Publication information
- Publisher: Marvel Comics
- First appearance: Marvel: The Lost Generation #12 (March 2000)
- Created by: Roger Stern and John Byrne

In-story information
- Alter ego: Robert William Paine
- Team affiliations: First Line
- Abilities: Hand-to-hand combatant, athlete, and experienced spy.

= Black Fox (Robert Paine) =

Black Fox (Robert William Paine) is a fictional superhero appearing in American comic books published by Marvel Comics.

== Publication history ==
The character's primary appearances have been in Marvel Comics' limited series, Marvel: The Lost Generation, debuting in issue #12 (March 2000).
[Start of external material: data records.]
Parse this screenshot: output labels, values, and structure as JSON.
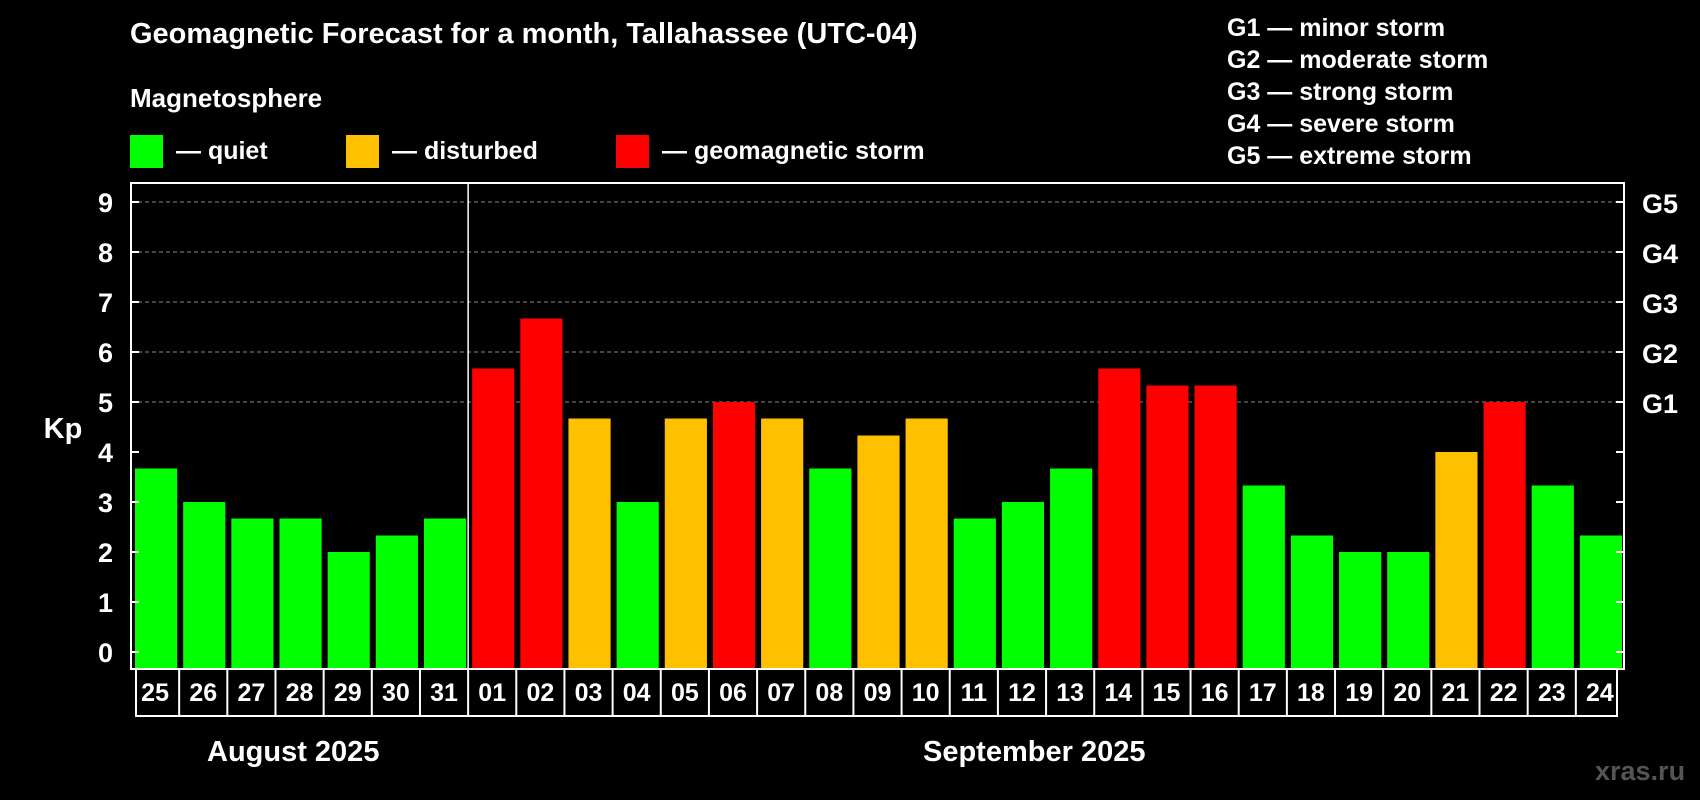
{
  "title": "Geomagnetic Forecast for a month, Tallahassee (UTC-04)",
  "magnetosphere_label": "Magnetosphere",
  "legend": [
    {
      "label": "— quiet",
      "color": "#00ff00"
    },
    {
      "label": "— disturbed",
      "color": "#ffc000"
    },
    {
      "label": "— geomagnetic storm",
      "color": "#ff0000"
    }
  ],
  "storm_levels": [
    "G1 — minor storm",
    "G2 — moderate storm",
    "G3 — strong storm",
    "G4 — severe storm",
    "G5 — extreme storm"
  ],
  "months": {
    "august": "August 2025",
    "september": "September 2025"
  },
  "watermark": "xras.ru",
  "chart_data": {
    "type": "bar",
    "ylabel": "Kp",
    "ylim": [
      0,
      9
    ],
    "yticks": [
      "0",
      "1",
      "2",
      "3",
      "4",
      "5",
      "6",
      "7",
      "8",
      "9"
    ],
    "right_axis": [
      {
        "label": "G1",
        "kp": 5
      },
      {
        "label": "G2",
        "kp": 6
      },
      {
        "label": "G3",
        "kp": 7
      },
      {
        "label": "G4",
        "kp": 8
      },
      {
        "label": "G5",
        "kp": 9
      }
    ],
    "grid": "dashed at Kp 5-9",
    "categories": [
      "25",
      "26",
      "27",
      "28",
      "29",
      "30",
      "31",
      "01",
      "02",
      "03",
      "04",
      "05",
      "06",
      "07",
      "08",
      "09",
      "10",
      "11",
      "12",
      "13",
      "14",
      "15",
      "16",
      "17",
      "18",
      "19",
      "20",
      "21",
      "22",
      "23",
      "24"
    ],
    "values": [
      3.67,
      3,
      2.67,
      2.67,
      2,
      2.33,
      2.67,
      5.67,
      6.67,
      4.67,
      3,
      4.67,
      5,
      4.67,
      3.67,
      4.33,
      4.67,
      2.67,
      3,
      3.67,
      5.67,
      5.33,
      5.33,
      3.33,
      2.33,
      2,
      2,
      4,
      5,
      3.33,
      2.33
    ],
    "status": [
      "quiet",
      "quiet",
      "quiet",
      "quiet",
      "quiet",
      "quiet",
      "quiet",
      "storm",
      "storm",
      "disturbed",
      "quiet",
      "disturbed",
      "storm",
      "disturbed",
      "quiet",
      "disturbed",
      "disturbed",
      "quiet",
      "quiet",
      "quiet",
      "storm",
      "storm",
      "storm",
      "quiet",
      "quiet",
      "quiet",
      "quiet",
      "disturbed",
      "storm",
      "quiet",
      "quiet"
    ],
    "status_colors": {
      "quiet": "#00ff00",
      "disturbed": "#ffc000",
      "storm": "#ff0000"
    }
  }
}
== Fictional character biography ==
Dr. Robert William Paine was born in the fictional city of Foxwood Farms, Illinois presumably in the early decades of the twentieth century. During World War II, Paine worked as an American intelligence agent and was assigned to infiltrate Nazi Germany. After the war, he took to living the life of a swashbuckler.

It was during this time that Paine was driven to create his Black Fox identity. After a conflict with the vampiric villain Nocturne, in which Paine's lover Miriam was killed, Paine declares, "Before, I was just a masked swashbuckler. After that...that was the day the Black Fox was truly born".

After many years of fighting crime, Paine retired to teach history and law at Northwestern University in Chicago. He later came out of retirement to help the superhero team First Line repel a Skrull invasion of Earth. During the final battle against the Skrulls, most of the First Line team, including Black Fox, were killed.

== Abilities ==
Black Fox was a superb hand-to-hand combatant, athlete, and experienced spy.

==Other versions==
An alternate universe version of Black Fox appears in the storyline "Secret Wars". This version is a zombie from the Battleworld domain of the Deadlands.